The Sunday Telegraph

Swiss taxpayers vote on plan to scrap £350 TV licence fee

- By Christophe­r Williams

SWISS voters go to the polls today in a referendum on scrapping their equivalent of the BBC licence fee, in a sign of mounting pressure on taxpayer-funded broadcasti­ng in the internet age.

Switzerlan­d’s unique system of direct democracy has allowed opponents of its £350 per year annual television and radio levy to trigger a vote that is being watched nervously by public broadcaste­rs across the continent.

The “No Billag” campaign has been sponsored by free marketeers and the populist Swiss People’s Party. They argue that the licence fee makes the Swiss Broadcasti­ng Corporatio­n (SBC) too powerful in the country’s small media market and that citizens should be free to choose how to spend their own money on entertainm­ent.

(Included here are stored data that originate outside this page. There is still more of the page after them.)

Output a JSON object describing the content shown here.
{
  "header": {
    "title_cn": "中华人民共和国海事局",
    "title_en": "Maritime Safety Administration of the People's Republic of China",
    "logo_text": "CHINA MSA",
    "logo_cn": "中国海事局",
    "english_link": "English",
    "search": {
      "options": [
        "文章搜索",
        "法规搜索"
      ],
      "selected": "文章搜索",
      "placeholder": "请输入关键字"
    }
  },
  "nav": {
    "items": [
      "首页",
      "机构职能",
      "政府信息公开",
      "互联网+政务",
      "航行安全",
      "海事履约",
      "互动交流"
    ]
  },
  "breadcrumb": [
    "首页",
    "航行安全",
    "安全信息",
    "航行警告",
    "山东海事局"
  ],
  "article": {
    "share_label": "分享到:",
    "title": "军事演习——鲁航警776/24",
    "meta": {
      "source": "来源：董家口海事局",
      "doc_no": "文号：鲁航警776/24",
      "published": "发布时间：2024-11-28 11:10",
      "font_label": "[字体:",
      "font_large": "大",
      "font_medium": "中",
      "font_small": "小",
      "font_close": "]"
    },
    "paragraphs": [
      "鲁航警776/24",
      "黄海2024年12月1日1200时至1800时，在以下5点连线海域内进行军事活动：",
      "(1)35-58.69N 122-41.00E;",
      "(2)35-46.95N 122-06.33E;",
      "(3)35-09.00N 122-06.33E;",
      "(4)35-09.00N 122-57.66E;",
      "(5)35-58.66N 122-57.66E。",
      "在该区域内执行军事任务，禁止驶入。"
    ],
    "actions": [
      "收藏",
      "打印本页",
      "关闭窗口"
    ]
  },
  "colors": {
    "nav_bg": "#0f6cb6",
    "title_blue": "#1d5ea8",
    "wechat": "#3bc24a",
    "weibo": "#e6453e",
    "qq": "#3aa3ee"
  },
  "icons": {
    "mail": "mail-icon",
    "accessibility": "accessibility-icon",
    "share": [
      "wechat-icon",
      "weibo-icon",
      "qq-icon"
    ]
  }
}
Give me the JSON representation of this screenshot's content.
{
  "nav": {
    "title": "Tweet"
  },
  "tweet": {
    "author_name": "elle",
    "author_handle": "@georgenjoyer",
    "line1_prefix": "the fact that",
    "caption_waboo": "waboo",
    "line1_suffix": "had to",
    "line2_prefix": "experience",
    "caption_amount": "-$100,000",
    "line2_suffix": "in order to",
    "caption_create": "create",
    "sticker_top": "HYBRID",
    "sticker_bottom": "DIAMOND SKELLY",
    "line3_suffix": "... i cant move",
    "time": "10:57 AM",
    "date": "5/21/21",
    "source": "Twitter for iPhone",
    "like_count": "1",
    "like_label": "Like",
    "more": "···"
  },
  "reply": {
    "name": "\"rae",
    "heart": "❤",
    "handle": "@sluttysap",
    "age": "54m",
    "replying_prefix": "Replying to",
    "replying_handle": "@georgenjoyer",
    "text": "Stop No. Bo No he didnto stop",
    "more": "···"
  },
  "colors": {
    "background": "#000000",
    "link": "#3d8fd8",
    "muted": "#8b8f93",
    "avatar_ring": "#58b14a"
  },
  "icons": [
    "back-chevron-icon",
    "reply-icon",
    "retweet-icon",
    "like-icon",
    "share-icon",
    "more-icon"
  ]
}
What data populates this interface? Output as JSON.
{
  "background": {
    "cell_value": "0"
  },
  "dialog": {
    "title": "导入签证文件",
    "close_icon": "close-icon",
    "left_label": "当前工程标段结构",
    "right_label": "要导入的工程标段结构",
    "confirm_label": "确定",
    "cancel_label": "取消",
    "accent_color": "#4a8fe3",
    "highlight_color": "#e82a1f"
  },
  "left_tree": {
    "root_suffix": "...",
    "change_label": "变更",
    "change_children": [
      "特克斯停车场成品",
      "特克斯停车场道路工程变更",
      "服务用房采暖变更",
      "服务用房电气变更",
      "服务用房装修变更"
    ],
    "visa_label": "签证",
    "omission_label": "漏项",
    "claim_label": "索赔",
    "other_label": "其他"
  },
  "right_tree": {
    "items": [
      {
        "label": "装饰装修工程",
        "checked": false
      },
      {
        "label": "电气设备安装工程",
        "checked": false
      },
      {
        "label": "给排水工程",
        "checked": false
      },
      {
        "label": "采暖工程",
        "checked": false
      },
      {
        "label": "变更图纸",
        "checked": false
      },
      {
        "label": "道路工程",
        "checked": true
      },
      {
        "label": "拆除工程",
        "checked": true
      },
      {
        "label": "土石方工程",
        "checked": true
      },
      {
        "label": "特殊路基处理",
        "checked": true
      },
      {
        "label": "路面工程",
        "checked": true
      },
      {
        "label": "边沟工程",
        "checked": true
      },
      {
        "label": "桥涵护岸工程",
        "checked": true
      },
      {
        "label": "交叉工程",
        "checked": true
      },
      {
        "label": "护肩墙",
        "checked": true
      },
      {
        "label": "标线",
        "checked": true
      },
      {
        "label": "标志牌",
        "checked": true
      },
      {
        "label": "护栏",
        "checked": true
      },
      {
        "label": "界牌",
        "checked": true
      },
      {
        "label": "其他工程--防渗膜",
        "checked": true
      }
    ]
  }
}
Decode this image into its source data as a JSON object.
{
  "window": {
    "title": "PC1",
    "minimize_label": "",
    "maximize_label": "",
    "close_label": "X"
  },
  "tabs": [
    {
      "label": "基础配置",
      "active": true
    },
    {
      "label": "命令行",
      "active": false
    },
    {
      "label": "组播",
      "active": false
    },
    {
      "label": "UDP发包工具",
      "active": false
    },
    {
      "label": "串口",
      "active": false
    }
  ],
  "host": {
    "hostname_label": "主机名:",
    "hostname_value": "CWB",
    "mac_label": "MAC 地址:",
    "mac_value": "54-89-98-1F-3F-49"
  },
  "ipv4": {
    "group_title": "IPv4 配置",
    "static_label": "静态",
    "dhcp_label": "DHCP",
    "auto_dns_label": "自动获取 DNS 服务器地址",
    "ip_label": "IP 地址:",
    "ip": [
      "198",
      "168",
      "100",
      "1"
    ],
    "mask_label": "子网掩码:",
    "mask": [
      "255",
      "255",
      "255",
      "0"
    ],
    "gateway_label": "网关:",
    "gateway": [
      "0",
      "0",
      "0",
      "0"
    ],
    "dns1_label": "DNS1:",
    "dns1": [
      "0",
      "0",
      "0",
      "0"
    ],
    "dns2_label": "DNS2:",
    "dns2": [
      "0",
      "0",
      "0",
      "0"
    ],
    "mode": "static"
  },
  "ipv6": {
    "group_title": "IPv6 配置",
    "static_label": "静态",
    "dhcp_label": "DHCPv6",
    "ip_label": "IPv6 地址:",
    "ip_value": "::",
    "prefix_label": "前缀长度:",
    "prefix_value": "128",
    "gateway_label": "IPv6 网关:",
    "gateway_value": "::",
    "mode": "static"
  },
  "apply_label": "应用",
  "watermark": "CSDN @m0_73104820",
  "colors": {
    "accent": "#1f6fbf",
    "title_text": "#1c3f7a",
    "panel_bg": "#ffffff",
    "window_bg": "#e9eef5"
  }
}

The SBC’s defenders argue that its programmes for Switzerlan­d’s minorities of French, Italian and Romansch speakers are crucial to maintainin­g the country’s cultural diversity. Programmes for the German speaking majority attract advertisin­g that helps cross-subsidise the rest.

Outside Switzerlan­d, public broadcaste­rs are monitoring the referendum in the knowledge the taxes that sustain many of them are likely to come under political pressure in the coming years.

The rise of YouTube, Netflix and Amazon in the television market, along with a shift towards pay-TV from operators including Sky, is prompting soulsearch­ing across Europe.